Plusieurs députés européens s’étaient levés contre le système européen de traçabilité
Le rejet, des experts de la lutte antitabac et d’une partie de la classe politique européenne, contre le système actuel de traçabilité est complexe. C’est aujourd’hui le système Codentify, possédé par le groupe français Inexto, qui est privilégié par l’Union européenne pour assurer la traçabilité des produits du tabac. Le système Codentify a été concédé gratuitement à trois majors du tabac en 2010 puis à Inexto en 2016 « dans le but d’afficher une indépendance à l’égard de l’industrie du tabac afin de satisfaire aux obligations du Protocole », rappelle le Comité national contre le tabagisme. Mais plusieurs études scientifiques questionnent cependant cette indépendance depuis déjà plusieurs années : « L’analyse de deux documents de l’industrie suggère que l’indépendance financière n’avait pas encore été établie 17 mois après la vente de Codentify à Inexto », explique ainsi plusieurs chercheurs, dans les pages de la revue scientifique BMJJournals. En octobre 2024, le monde du tabac représentait 70 % de l’activité d’Inexto, selon le magazine professionnel Supply Chain. En bref, l’indépendance financière entre les professionnels de la traçabilité et les industriels du tabac, tels qu’exigés par l’OMS, semble loin d’être garantie dans le cas Inexto. Pour un autre des acteurs engagés dans la traçabilité des produits du tabac, le géant Dentsu et sa filiale Dentsu Tracking, les soupçons existent aussi. « Le fait que cette entreprise ait été désignée comme partenaire sans appel d’offres ni procédure publique, puis renouvelée en décembre 2023 dans les mêmes termes, c’est un véritable camouflet pour la transparence et la responsabilité des institutions », s’indignait d’ailleurs l’ancienne eurodéputée française Anne-Sophie Pelletier en février 2024. Des travaux menés par les journalistes d’investigation de l’OCCRP sur Dentsu ont, là encore, plus que questionnés l’indépendance de l’entreprise : « En 2017, Dentsu Aegis a racheté Blue Infinity, qui a contribué au développement de Codentify », explique Aisha Down de l’Organized Crime and Corruption Reporting Project (OCCRP). Côté Dentsu et Inexto, on clame évidemment son indépendance et son refus d’être associés aux acteurs du tabac, sans toutefois en apporter de preuve formelle.

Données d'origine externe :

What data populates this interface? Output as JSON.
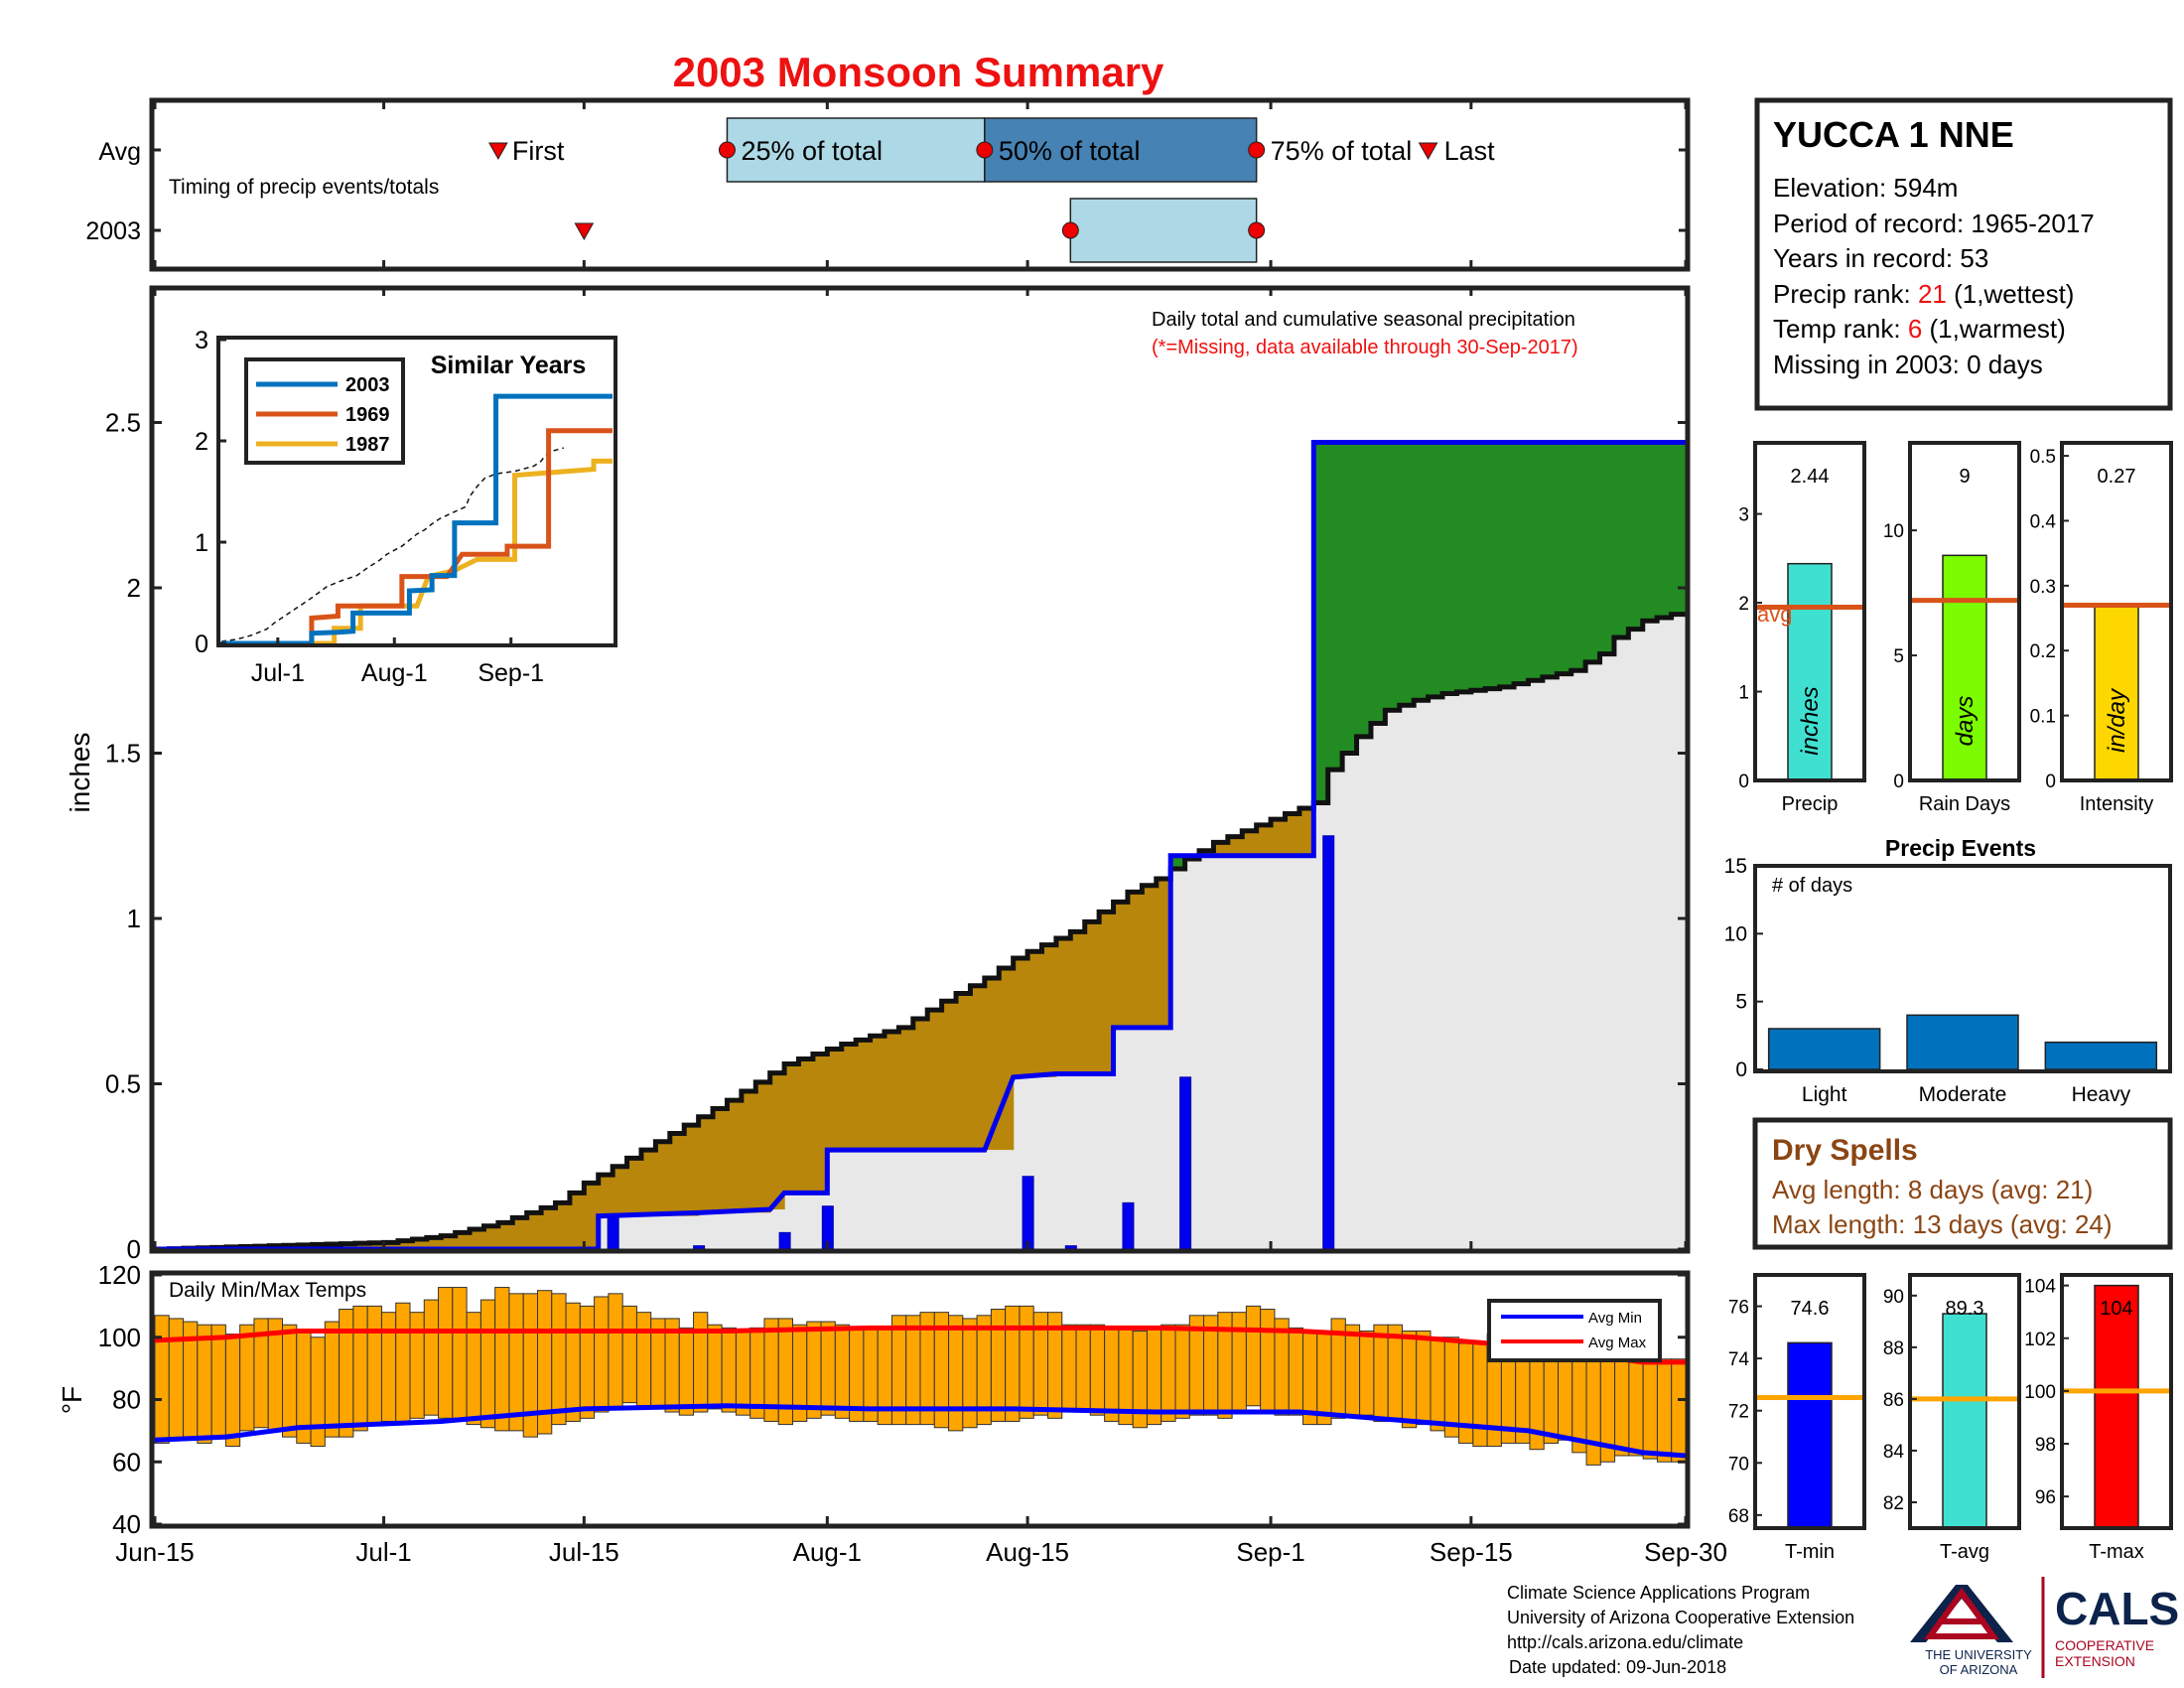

Les objectifs sanitaires de l’Union européenne font partie des plus ambitieux du monde. Ils aspirent, à l’échéance 2040, à faire émerger une « génération sans tabac » et de voir, à terme, la cigarette définitivement bannie du continent européen. La lutte contre le commerce illicite est, dans ce cadre, une priorité, selon l’ONU, qui déplore « un manque de contrôle (global) de la fabrication des cigarettes ». L’Union européenne est à la peine dans ce domaine, avec une stabilité, voire une progression du commerce illicite. Des efforts urgents à mener, donc, pour lutter contre un fléau qui tue encore presque 700 000 Européens par an. Un processus qui devra se concrétiser lors de la révision des deux directives relatives tabac.